I think each person has to find what it is that will motivate them, and I think for many people it is a combination of inside and outside things. I remember being thin and I remember I liked that feeling and would like it back. My family wants me around for awhile yet and that means a lot to me. I want to be able to tie my shoes and find clothes on the sales rack, and all that kind of "reality" stuff. I liked what ndurance1 wrote, very good things.

Also, if I don't love myself, or have very poor self esteem, it isn't going to come from within; another reason why I think it is more a combination of both.

~Nora~ Mon, Jan-29-07 12:30

I let my weight hold me back. My mantra used to be when I lose weight I will...(fill in the blank)

I'm losing weight for health and to live. I wasn't living at 280lbs. I wish I could
have been confident at that size, but I wasn't.

That said, I wouldn't turn down a million lol.

Robin12265 Mon, Jan-29-07 18:00

some of the things that motivate me are:

To be able to play with my son more easily (and I know it will only get tougher as he gets older and more active - bike rides, roller skates etc).

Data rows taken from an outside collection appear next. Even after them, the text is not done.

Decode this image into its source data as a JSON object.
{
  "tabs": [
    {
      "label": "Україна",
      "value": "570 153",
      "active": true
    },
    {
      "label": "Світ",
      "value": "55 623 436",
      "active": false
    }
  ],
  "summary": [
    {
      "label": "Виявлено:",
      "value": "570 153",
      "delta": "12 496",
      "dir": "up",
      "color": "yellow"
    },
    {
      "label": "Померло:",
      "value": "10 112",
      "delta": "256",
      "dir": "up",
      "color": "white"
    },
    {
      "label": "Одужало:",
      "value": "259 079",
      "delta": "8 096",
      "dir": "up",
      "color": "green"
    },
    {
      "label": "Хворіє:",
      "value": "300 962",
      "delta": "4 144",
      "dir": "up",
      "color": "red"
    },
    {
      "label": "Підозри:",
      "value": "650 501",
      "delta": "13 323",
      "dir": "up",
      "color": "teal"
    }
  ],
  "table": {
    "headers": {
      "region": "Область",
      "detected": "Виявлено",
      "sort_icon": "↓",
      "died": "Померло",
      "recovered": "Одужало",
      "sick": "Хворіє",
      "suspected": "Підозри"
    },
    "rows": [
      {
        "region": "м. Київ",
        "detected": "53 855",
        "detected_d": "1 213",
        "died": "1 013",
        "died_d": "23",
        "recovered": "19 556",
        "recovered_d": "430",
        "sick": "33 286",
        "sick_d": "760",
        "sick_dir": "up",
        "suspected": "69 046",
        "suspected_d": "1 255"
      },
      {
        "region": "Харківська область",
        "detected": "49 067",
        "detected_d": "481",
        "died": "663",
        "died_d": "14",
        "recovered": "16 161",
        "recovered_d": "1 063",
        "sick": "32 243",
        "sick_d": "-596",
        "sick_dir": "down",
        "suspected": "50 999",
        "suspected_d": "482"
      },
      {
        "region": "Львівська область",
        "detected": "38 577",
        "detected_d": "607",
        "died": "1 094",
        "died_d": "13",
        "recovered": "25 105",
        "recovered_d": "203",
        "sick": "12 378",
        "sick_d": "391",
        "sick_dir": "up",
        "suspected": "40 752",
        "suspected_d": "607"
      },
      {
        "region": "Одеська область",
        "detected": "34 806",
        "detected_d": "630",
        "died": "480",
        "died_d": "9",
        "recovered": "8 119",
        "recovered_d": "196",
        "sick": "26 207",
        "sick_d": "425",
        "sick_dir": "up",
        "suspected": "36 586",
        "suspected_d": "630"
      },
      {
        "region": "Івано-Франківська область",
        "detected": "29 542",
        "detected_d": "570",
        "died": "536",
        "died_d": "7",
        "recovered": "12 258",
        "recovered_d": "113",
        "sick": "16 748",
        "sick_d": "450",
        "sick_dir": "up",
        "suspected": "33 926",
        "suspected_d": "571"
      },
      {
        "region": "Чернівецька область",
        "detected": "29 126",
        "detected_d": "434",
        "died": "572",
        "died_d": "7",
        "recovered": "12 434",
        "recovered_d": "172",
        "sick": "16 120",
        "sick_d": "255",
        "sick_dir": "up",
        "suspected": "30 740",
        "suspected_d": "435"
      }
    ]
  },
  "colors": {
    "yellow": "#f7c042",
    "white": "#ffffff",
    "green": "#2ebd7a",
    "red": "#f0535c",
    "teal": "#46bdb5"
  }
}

To be able to shop in 'normal' sizes- -good bye Lane Bryant etc

To be around for a long long time so I can watch my son grow up and one day be able to enjoy my grandchildren. (that's a LONG time away since DS is only 2)

To be able to go to Disney World and not worry about if I fit comfortably on all the rides.

To be able to go horseback riding again.

To be willing to get a picture taken because I know I won't completely hate what I see.

Lots of reasons. If an external prize was 'offered' for it, based on the OP, I'd probably be motivated by a financial reward OR a trip - as long as the trip was somewhere special and not cheap. LOL But the real reason for losing the weight is for me. Not for a prize. Not for someone else (well, it IS for my son and hubby, but that's so I can be around for them - which is still for me!)